Did ever charity reach loftier height?
Can Christian Spain outshine this sad, brown face?
How many souls in Christiandom, as white,
Would faced his countrymen, from such a place?
Great Montezuma! where shall we find room!
When Spain has such a multitude of saints
To save your enemies, you courted doom,
Yet would not kiss the cross with your complaints;
Therefore, anathema!— It will not do,
To pass a heretic at Heaven's gate;
You held no mumbled crucifix to view —
The Infallible has said it, you must wait.

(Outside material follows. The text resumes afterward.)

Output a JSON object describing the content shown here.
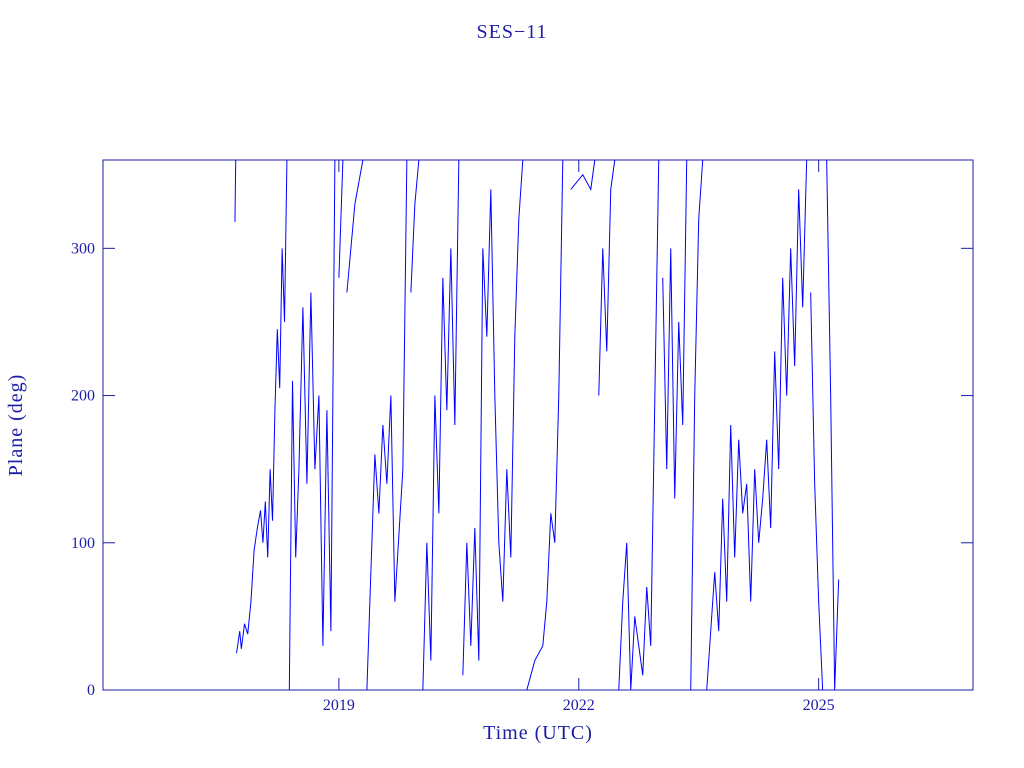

Wait for a riper age to touch the chord
That quivers, all unconsciously, your praise;
When justice, only, draws the tardy sword,
And Earth's abhorrence covers those old days
With its repentant ashes, then my King
May rest his memory upon stubborn facts
Nor minstrels falter when they fain would sing
Their elegies implanted with his acts.
The Holy Inquisition, from old Spain,
And St. Bartholomew, from “Ma belle France,”
The hissing fagots of sweet Mary's reign —
These million martyrs, with their melting glance,
Look at his agony, across the sea,
Who, blind in superstition, groped his way
O'er harmless victims and much misery
To where the rays were slanting into day.
In Europe's face the star of Bethlehem,
With its benignant splendor, shed its light;
These but the groping nomads of old Shem,
Lost in the meshes, of a rayless night.
Those, neath the palm of Earth's philosophy;
These on the torchless desert, not a star
To guide them through life's potent mystery;
Those bringing all the wisdom from afar,
Though Montezuma's sins had cried to Heaven
In a far greater stress; yet what were they,
Paling his cruelties, and still forgiven,
To pour out greater vials the next day?
O Spain! you lent the sanction of your name,
To cover up the foulest deed of time;
Upon your skirt is fastened this great shame,
And nation never wore the brand of a more causeless crime.